LeetCode 1518. Water Bottles Java Solution

Problem Description

• Problem: LeetCode 1518. Water Bottles

• Description: We have numBottles water bottles. We can exchange numExchange empty bottles for one new full water bottle. The goal is to calculate the maximum number of water bottles we can drink.

Approach

Idea:

• Initially, we drink all numBottles water bottles.

• After drinking, we have numBottles empty bottles.

• We exchange the empty bottles for new full bottles as much as possible. We drink these new bottles and repeat the process until we can't exchange anymore.

• We repeat this process until the number of empty bottles is less than numExchange.

• Finally, we return the total number of water bottles we can drink.

Algorithm:

1. Initialize canDrink with the initial number of water bottles.

2. While numBottles is greater than or equal to numExchange:

   1. Calculate the number of new bottles obtained by dividing numBottles by numExchange. (numBottles / numExchange)
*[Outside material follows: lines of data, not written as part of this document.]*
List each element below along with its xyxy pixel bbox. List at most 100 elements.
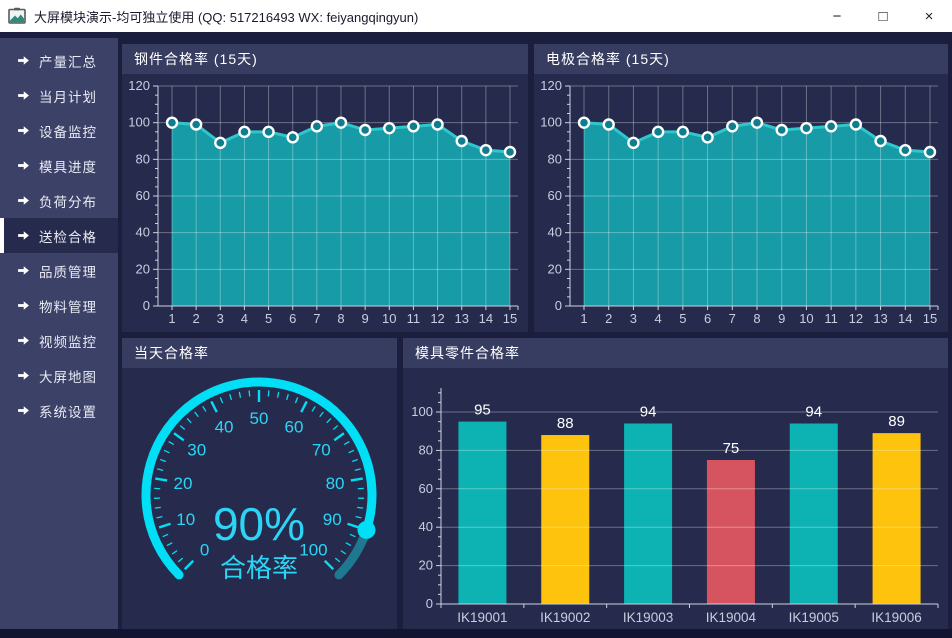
sidebar-item-11[interactable]: 系统设置 [0,393,118,428]
sidebar-item-5[interactable]: 负荷分布 [0,183,118,218]
svg-text:IK19006: IK19006 [871,610,921,625]
svg-text:合格率: 合格率 [220,553,298,583]
svg-text:20: 20 [136,261,150,276]
svg-text:6: 6 [704,311,711,326]
titlebar: 大屏模块演示-均可独立使用 (QQ: 517216493 WX: feiyang… [0,0,952,32]
arrow-icon [18,406,29,415]
svg-text:9: 9 [362,311,369,326]
arrow-icon [18,231,29,240]
sidebar-item-label: 模具进度 [39,159,97,175]
svg-text:IK19001: IK19001 [457,610,507,625]
window-title: 大屏模块演示-均可独立使用 (QQ: 517216493 WX: feiyang… [34,9,419,25]
svg-text:100: 100 [299,540,327,559]
svg-text:95: 95 [474,402,491,419]
svg-text:10: 10 [176,510,195,529]
svg-text:11: 11 [407,311,421,326]
minimize-button[interactable]: − [832,7,842,25]
svg-text:10: 10 [799,311,813,326]
sidebar-item-6[interactable]: 送检合格 [0,218,118,253]
svg-text:15: 15 [923,311,937,326]
svg-text:11: 11 [824,311,838,326]
svg-text:60: 60 [136,188,150,203]
svg-text:5: 5 [679,311,686,326]
svg-text:94: 94 [805,404,822,421]
svg-text:60: 60 [548,188,562,203]
svg-text:3: 3 [217,311,224,326]
svg-text:15: 15 [503,311,517,326]
svg-text:75: 75 [723,440,740,457]
svg-text:0: 0 [143,298,150,313]
svg-text:60: 60 [284,417,303,436]
svg-text:9: 9 [778,311,785,326]
panel-title-steel: 钢件合格率 (15天) [122,44,528,74]
svg-text:10: 10 [382,311,396,326]
maximize-button[interactable]: □ [878,7,888,25]
svg-text:88: 88 [557,415,574,432]
svg-text:120: 120 [128,78,150,93]
sidebar-item-7[interactable]: 品质管理 [0,253,118,288]
sidebar-item-label: 负荷分布 [39,194,97,210]
mold-parts-bar-chart: 95 88 94 75 94 89 0 20 40 60 80 100 IK19001 IK19002 IK… [411,388,939,625]
svg-text:80: 80 [548,151,562,166]
sidebar-item-label: 系统设置 [39,404,97,420]
arrow-icon [18,266,29,275]
app-icon [8,7,26,25]
svg-text:89: 89 [888,413,905,430]
svg-text:IK19003: IK19003 [623,610,673,625]
svg-text:12: 12 [849,311,863,326]
window-controls: − □ × [814,0,952,32]
svg-text:3: 3 [630,311,637,326]
arrow-icon [18,336,29,345]
sidebar-item-3[interactable]: 设备监控 [0,113,118,148]
panel-title-mold: 模具零件合格率 [403,338,948,368]
svg-text:1: 1 [168,311,175,326]
arrow-icon [18,126,29,135]
svg-text:40: 40 [548,225,562,240]
svg-text:8: 8 [753,311,760,326]
svg-text:12: 12 [430,311,444,326]
active-indicator [0,218,4,253]
svg-text:30: 30 [187,441,206,460]
svg-text:5: 5 [265,311,272,326]
sidebar-item-label: 送检合格 [39,229,97,245]
sidebar-item-2[interactable]: 当月计划 [0,78,118,113]
svg-text:1: 1 [580,311,587,326]
svg-text:0: 0 [426,596,433,611]
svg-text:90%: 90% [213,498,305,550]
sidebar-item-label: 大屏地图 [39,369,97,385]
sidebar-item-10[interactable]: 大屏地图 [0,358,118,393]
svg-text:13: 13 [454,311,468,326]
panel-title-today: 当天合格率 [122,338,397,368]
sidebar-item-label: 品质管理 [39,264,97,280]
svg-text:60: 60 [419,481,433,496]
svg-text:50: 50 [250,409,269,428]
close-button[interactable]: × [924,7,934,25]
svg-text:IK19004: IK19004 [706,610,757,625]
sidebar-item-4[interactable]: 模具进度 [0,148,118,183]
window-bottom-edge [0,629,952,638]
svg-text:100: 100 [128,115,150,130]
svg-text:4: 4 [655,311,662,326]
panel-steel-rate: 钢件合格率 (15天) 0 20 40 60 80 100 120 1 2 3 4 5 6 7 8 9 10 11… [122,44,528,332]
arrow-icon [18,196,29,205]
svg-text:IK19005: IK19005 [789,610,839,625]
arrow-icon [18,371,29,380]
svg-text:14: 14 [898,311,912,326]
svg-text:4: 4 [241,311,248,326]
svg-text:13: 13 [873,311,887,326]
svg-text:0: 0 [200,540,209,559]
sidebar-item-label: 物料管理 [39,299,97,315]
sidebar-item-8[interactable]: 物料管理 [0,288,118,323]
svg-text:7: 7 [729,311,736,326]
panel-title-electrode: 电极合格率 (15天) [534,44,948,74]
sidebar-item-label: 产量汇总 [39,54,97,70]
svg-text:100: 100 [411,404,433,419]
svg-text:7: 7 [313,311,320,326]
svg-text:80: 80 [419,442,433,457]
svg-text:120: 120 [540,78,562,93]
svg-text:2: 2 [193,311,200,326]
svg-text:2: 2 [605,311,612,326]
sidebar-item-9[interactable]: 视频监控 [0,323,118,358]
sidebar-item-1[interactable]: 产量汇总 [0,43,118,78]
   2. As newBottles is of type int, any fractional part is discarded.

   3. Calculate the remaining empty bottles after exchanging, which is numBottles modulo numExchange. (numBottles % numExchange)

   4. Add the number of new bottles to canDrink.
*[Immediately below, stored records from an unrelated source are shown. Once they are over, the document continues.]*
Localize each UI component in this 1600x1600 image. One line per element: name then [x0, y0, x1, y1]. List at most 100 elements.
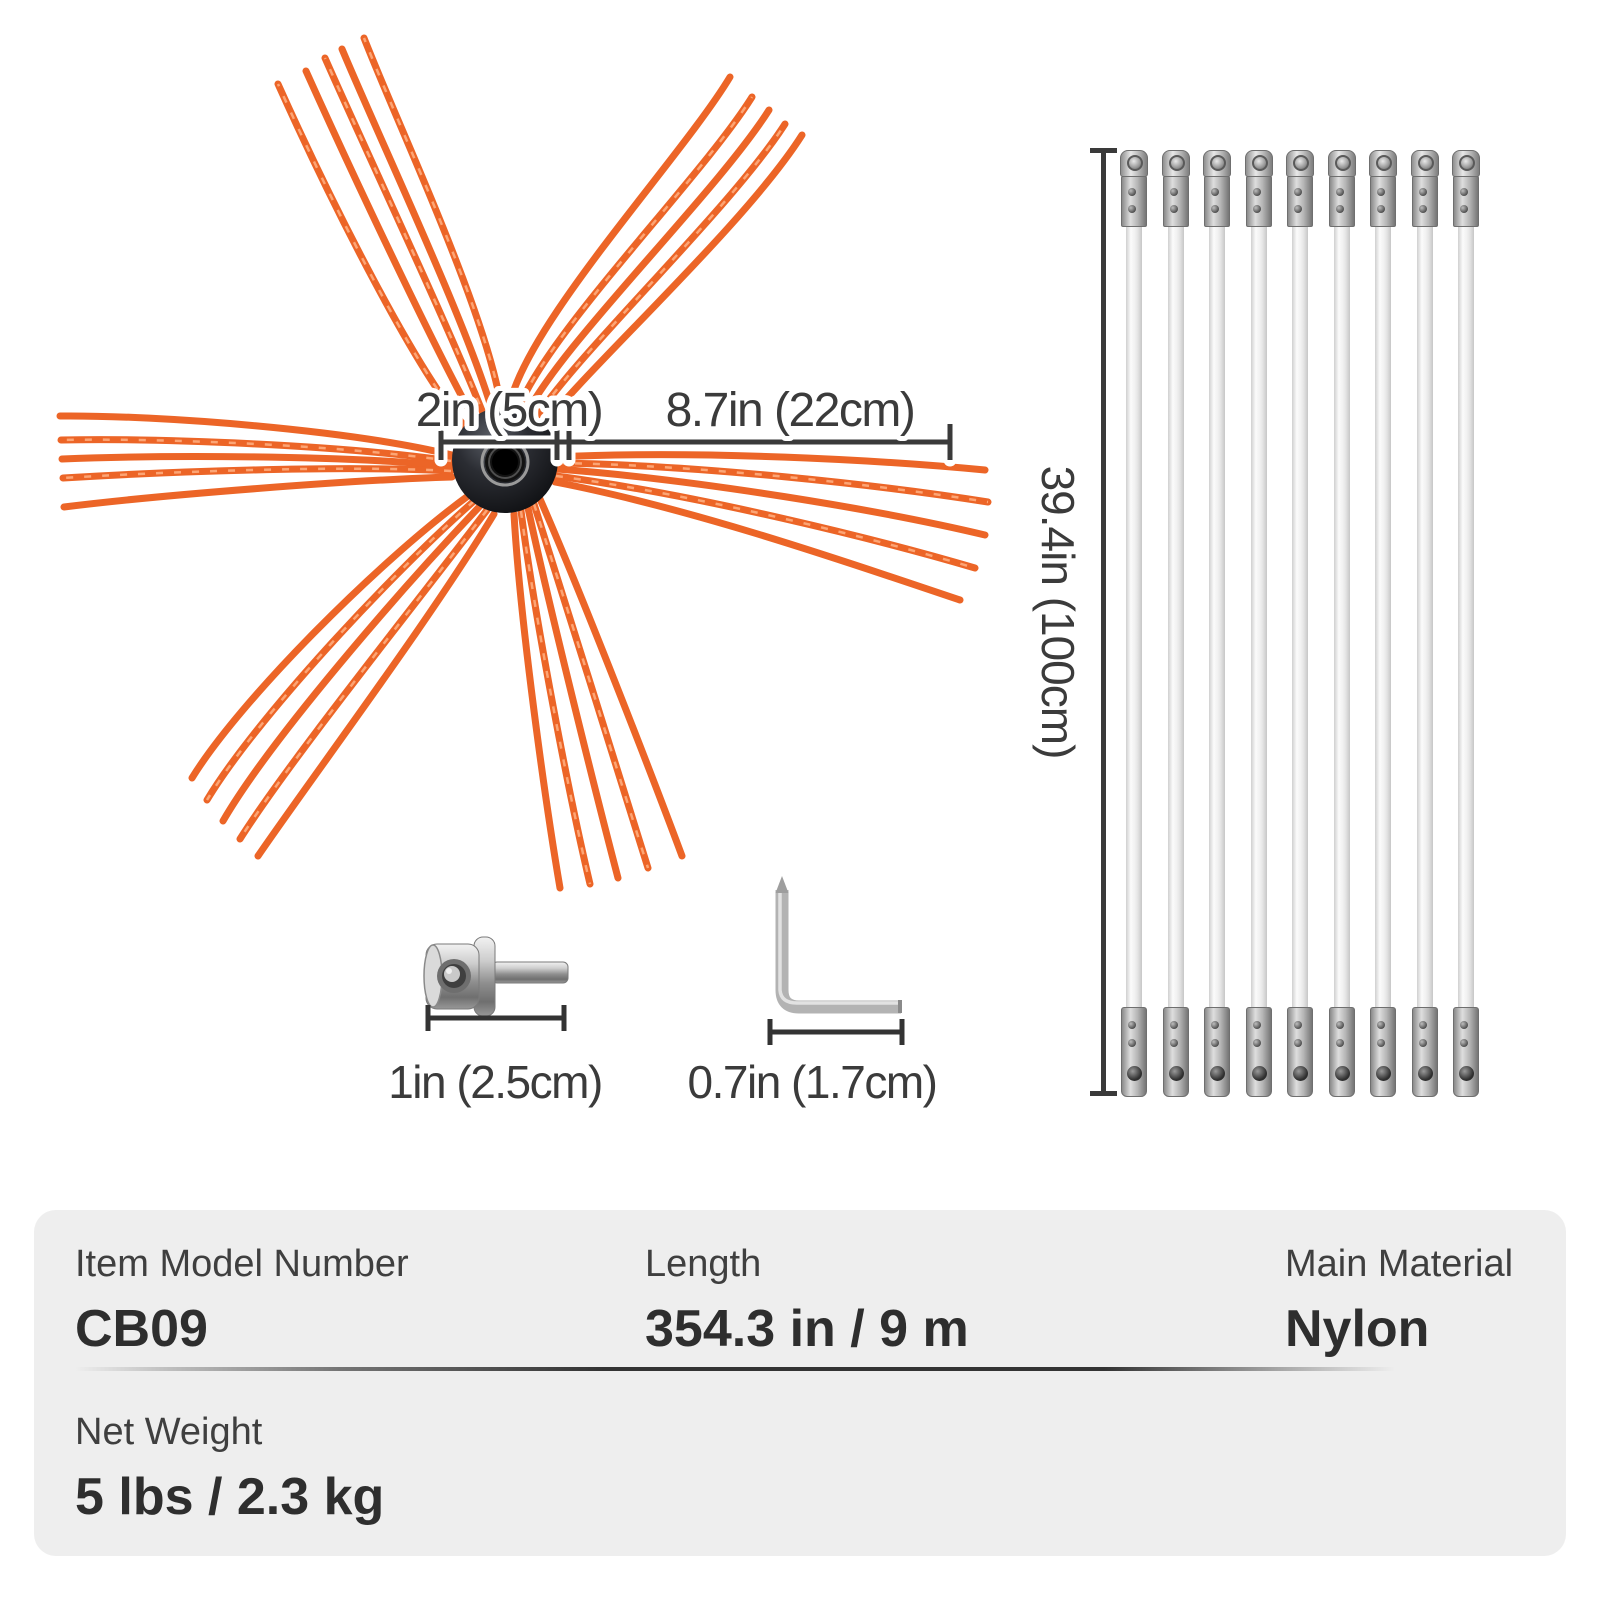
rod-top-sleeve — [1370, 176, 1396, 227]
screw-hole — [1252, 188, 1261, 196]
rod-top-sleeve — [1204, 176, 1230, 227]
screw-hole — [1128, 1039, 1136, 1047]
rod-socket — [1334, 155, 1351, 171]
hex-key-dimension-line — [767, 1019, 905, 1045]
bristle-fan-right — [551, 451, 992, 604]
hex-key — [775, 876, 902, 1014]
extension-rod — [1119, 150, 1149, 1097]
screw-hole — [1294, 1039, 1302, 1047]
drill-adapter — [423, 936, 569, 1017]
spec-item-length: Length 354.3 in / 9 m — [645, 1245, 969, 1355]
rod-top-connector — [1120, 150, 1148, 177]
rod-shaft — [1209, 227, 1225, 1007]
connector-hole — [1251, 1066, 1267, 1081]
rod-socket — [1417, 155, 1434, 171]
screw-hole — [1418, 205, 1427, 213]
rod-shaft — [1458, 227, 1474, 1007]
screw-hole — [1252, 205, 1261, 213]
adapter-length-label: 1in (2.5cm) — [388, 1056, 602, 1108]
brush-illustration: 2in (5cm) 8.7in (22cm) 1in (2.5cm) — [56, 34, 992, 1113]
spec-label: Net Weight — [75, 1411, 263, 1453]
screw-hole — [1211, 205, 1219, 213]
screw-hole — [1211, 1021, 1219, 1029]
screw-hole — [1169, 188, 1178, 196]
rod-socket — [1293, 155, 1309, 171]
screw-hole — [1377, 205, 1385, 213]
connector-hole — [1376, 1066, 1391, 1081]
screw-hole — [1377, 1021, 1385, 1029]
rod-bottom-connector — [1204, 1007, 1230, 1097]
extension-rod — [1327, 150, 1357, 1097]
spec-item-weight: Net Weight 5 lbs / 2.3 kg — [75, 1413, 384, 1523]
rod-top-sleeve — [1162, 176, 1189, 227]
extension-rod — [1410, 150, 1440, 1097]
rod-socket — [1459, 155, 1475, 171]
screw-hole — [1128, 205, 1136, 213]
rod-shaft — [1126, 227, 1142, 1007]
connector-hole — [1210, 1066, 1225, 1081]
spec-label: Main Material — [1285, 1243, 1514, 1285]
bristle-fan-upper-right — [504, 73, 806, 434]
rod-top-sleeve — [1328, 176, 1355, 227]
extension-rod — [1451, 150, 1481, 1097]
rod-top-sleeve — [1287, 176, 1313, 227]
spec-label: Length — [645, 1243, 762, 1285]
brush-hub — [452, 407, 558, 513]
spec-value: Nylon — [1285, 1300, 1430, 1358]
rod-bottom-connector — [1121, 1007, 1147, 1097]
screw-hole — [1377, 1039, 1385, 1047]
screw-hole — [1418, 188, 1427, 196]
rod-dimension-line — [1101, 150, 1106, 1094]
extension-rod — [1161, 150, 1191, 1097]
screw-hole — [1460, 1039, 1468, 1047]
rod-shaft — [1375, 227, 1391, 1007]
rod-dimension-cap-bottom — [1090, 1091, 1117, 1096]
connector-hole — [1168, 1066, 1184, 1081]
screw-hole — [1252, 1039, 1261, 1047]
rod-bottom-connector — [1370, 1007, 1396, 1097]
spec-card: Item Model Number CB09 Length 354.3 in /… — [34, 1210, 1566, 1556]
rod-bottom-connector — [1328, 1007, 1355, 1097]
spec-divider — [75, 1367, 1395, 1371]
rod-length-label: 39.4in (100cm) — [1032, 465, 1084, 759]
rod-dimension-cap-top — [1090, 148, 1117, 153]
rod-socket — [1168, 155, 1185, 171]
rod-bottom-connector — [1411, 1007, 1438, 1097]
rod-top-connector — [1286, 150, 1314, 177]
screw-hole — [1418, 1039, 1427, 1047]
rod-bottom-connector — [1287, 1007, 1313, 1097]
screw-hole — [1377, 188, 1385, 196]
screw-hole — [1252, 1021, 1261, 1029]
bristle-twist-texture — [60, 37, 989, 885]
screw-hole — [1335, 205, 1344, 213]
rod-bottom-connector — [1453, 1007, 1479, 1097]
rod-shaft — [1292, 227, 1308, 1007]
spec-label: Item Model Number — [75, 1243, 409, 1285]
rod-socket — [1127, 155, 1143, 171]
connector-hole — [1417, 1066, 1433, 1081]
spec-item-model: Item Model Number CB09 — [75, 1245, 409, 1355]
extension-rod — [1368, 150, 1398, 1097]
rod-top-connector — [1327, 150, 1356, 177]
screw-hole — [1169, 205, 1178, 213]
spec-item-material: Main Material Nylon — [1285, 1245, 1513, 1355]
rod-top-sleeve — [1121, 176, 1147, 227]
rod-bottom-connector — [1245, 1007, 1272, 1097]
screw-hole — [1169, 1021, 1178, 1029]
rod-top-connector — [1161, 150, 1190, 177]
bristle-fan-lower-left — [188, 492, 498, 860]
screw-hole — [1294, 188, 1302, 196]
screw-hole — [1460, 188, 1468, 196]
screw-hole — [1418, 1021, 1427, 1029]
screw-hole — [1128, 188, 1136, 196]
rod-top-connector — [1410, 150, 1439, 177]
rod-top-connector — [1244, 150, 1273, 177]
adapter-dimension-line — [425, 1005, 567, 1031]
rod-top-connector — [1203, 150, 1231, 177]
rod-socket — [1210, 155, 1226, 171]
rod-socket — [1376, 155, 1392, 171]
extension-rod — [1202, 150, 1232, 1097]
spec-value: 354.3 in / 9 m — [645, 1300, 969, 1358]
screw-hole — [1169, 1039, 1178, 1047]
   5. Update numBottles to the sum of the new bottles obtained and the remaining empty bottles.

3. After the loop ends, return the value of canDrink.

Code

class Solution {
    public int numWaterBottles(int numBottles, int numExchange) {
        int canDrink = numBottles;

        while(numBottles >= numExchange){
            int newBottles = numBottles / numExchange;
            canDrink += newBottles;
            numBottles = newBottles + (numBottles % numExchange);
        }

        return canDrink;
    }
}

Conclusion

Time Complexity:

• The number of bottles decreases with each exchange, so the loop runs at most log(numBottles) times.

• Thus, the time complexity is O(log n).

Space Complexity:

• No additional space is used, so the space complexity is O(1).